Enhancing 2D Representation Learning with a 3D Prior
Mehmet Aygün, Prithviraj Dhar, Zhicheng Yan, Oisin Mac Aodha, Rakesh Ranjan
TL;DR
This work addresses the brittleness of 2D self-supervised representations by injecting a strong 3D prior through a single-view proxy task. Starting from a pre-trained 2D SSL backbone, the method trains a triplane-based 3D decoder to perform volume rendering-based reconstruction of both RGB images and pseudo depth maps, guided by a distillation loss to preserve existing 2D features. The approach yields consistent robustness gains across multiple datasets (e.g., ImageNet-Rendition, ImageNet-Sketch, PUG) and enhances shape bias, with only modest or neutral impact on standard downstream tasks like ImageNet classification and depth estimation. These results demonstrate that incorporating 3D structure from monocular imagery can produce more robust, shape-aware representations without requiring multi-view data or explicit 3D supervision, offering a data-efficient path to stronger visual representations.
Abstract
Learning robust and effective representations of visual data is a fundamental task in computer vision. Traditionally, this is achieved by training models with labeled data which can be expensive to obtain. Self-supervised learning attempts to circumvent the requirement for labeled data by learning representations from raw unlabeled visual data alone. However, unlike humans who obtain rich 3D information from their binocular vision and through motion, the majority of current self-supervised methods are tasked with learning from monocular 2D image collections.

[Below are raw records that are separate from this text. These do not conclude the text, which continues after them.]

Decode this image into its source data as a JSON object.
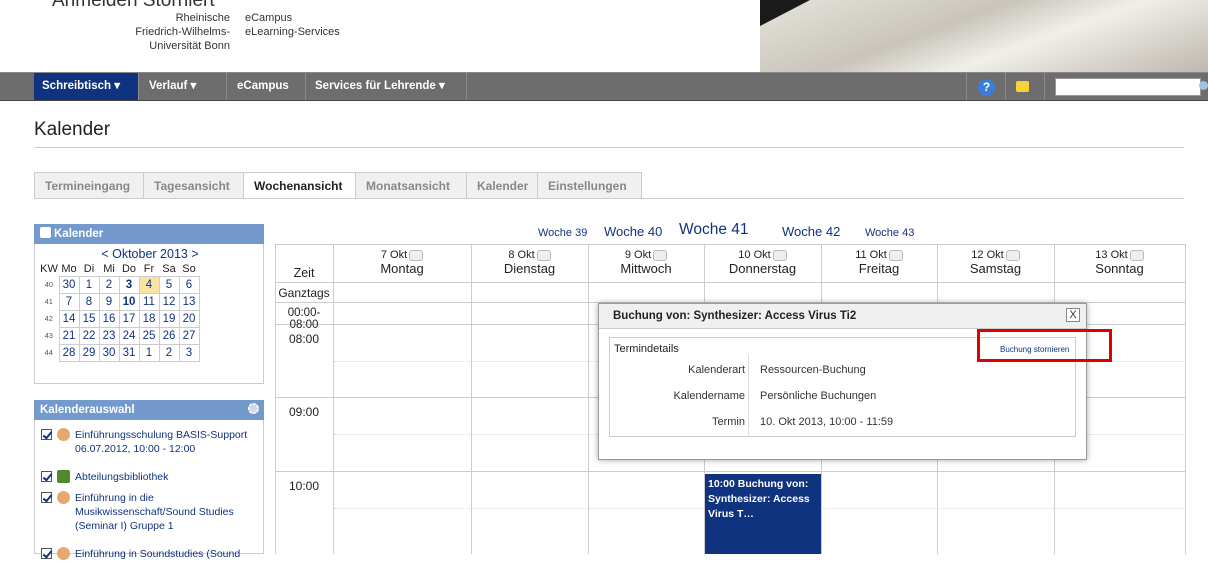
{
  "header": {
    "cut_text": "Anmelden Storniert",
    "university": [
      "Rheinische",
      "Friedrich-Wilhelms-",
      "Universität Bonn"
    ],
    "ecampus": [
      "eCampus",
      "eLearning-Services"
    ]
  },
  "nav": {
    "items": [
      "Schreibtisch ▾",
      "Verlauf ▾",
      "eCampus ▾",
      "Services für Lehrende ▾"
    ],
    "help": "?"
  },
  "page": {
    "title": "Kalender"
  },
  "tabs": [
    "Termineingang",
    "Tagesansicht",
    "Wochenansicht",
    "Monatsansicht",
    "Kalender",
    "Einstellungen"
  ],
  "mini_calendar": {
    "title": "Kalender",
    "month": "< Oktober 2013 >",
    "headers": [
      "KW",
      "Mo",
      "Di",
      "Mi",
      "Do",
      "Fr",
      "Sa",
      "So"
    ],
    "rows": [
      [
        "40",
        "30",
        "1",
        "2",
        "3",
        "4",
        "5",
        "6"
      ],
      [
        "41",
        "7",
        "8",
        "9",
        "10",
        "11",
        "12",
        "13"
      ],
      [
        "42",
        "14",
        "15",
        "16",
        "17",
        "18",
        "19",
        "20"
      ],
      [
        "43",
        "21",
        "22",
        "23",
        "24",
        "25",
        "26",
        "27"
      ],
      [
        "44",
        "28",
        "29",
        "30",
        "31",
        "1",
        "2",
        "3"
      ]
    ]
  },
  "calendar_select": {
    "title": "Kalenderauswahl",
    "items": [
      {
        "text": "Einführungsschulung BASIS-Support 06.07.2012, 10:00 - 12:00",
        "icon": "group-icon"
      },
      {
        "text": "Abteilungsbibliothek",
        "icon": "tree-icon"
      },
      {
        "text": "Einführung in die Musikwissenschaft/Sound Studies (Seminar I) Gruppe 1",
        "icon": "group-icon"
      },
      {
        "text": "Einführung in Soundstudies (Sound",
        "icon": "group-icon"
      }
    ]
  },
  "weeks": [
    "Woche 39",
    "Woche 40",
    "Woche 41",
    "Woche 42",
    "Woche 43"
  ],
  "week_view": {
    "zeit": "Zeit",
    "days": [
      {
        "date": "7 Okt",
        "name": "Montag"
      },
      {
        "date": "8 Okt",
        "name": "Dienstag"
      },
      {
        "date": "9 Okt",
        "name": "Mittwoch"
      },
      {
        "date": "10 Okt",
        "name": "Donnerstag"
      },
      {
        "date": "11 Okt",
        "name": "Freitag"
      },
      {
        "date": "12 Okt",
        "name": "Samstag"
      },
      {
        "date": "13 Okt",
        "name": "Sonntag"
      }
    ],
    "rows": [
      "Ganztags",
      "00:00-08:00",
      "08:00",
      "09:00",
      "10:00"
    ],
    "event": "10:00 Buchung von: Synthesizer: Access Virus T…"
  },
  "popup": {
    "title": "Buchung von: Synthesizer: Access Virus Ti2",
    "close": "X",
    "section": "Termindetails",
    "cancel_link": "Buchung stornieren",
    "fields": [
      {
        "label": "Kalenderart",
        "value": "Ressourcen-Buchung"
      },
      {
        "label": "Kalendername",
        "value": "Persönliche Buchungen"
      },
      {
        "label": "Termin",
        "value": "10. Okt 2013, 10:00 - 11:59"
      }
    ]
  }
}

This is noteworthy as it has been demonstrated that shape-centric visual processing is more robust compared to texture-biased automated methods. Inspired by this, we propose a new approach for strengthening existing self-supervised methods by explicitly enforcing a strong 3D structural prior directly into the model during training. Through experiments, across a range of datasets, we demonstrate that our 3D aware representations are more robust compared to conventional self-supervised baselines.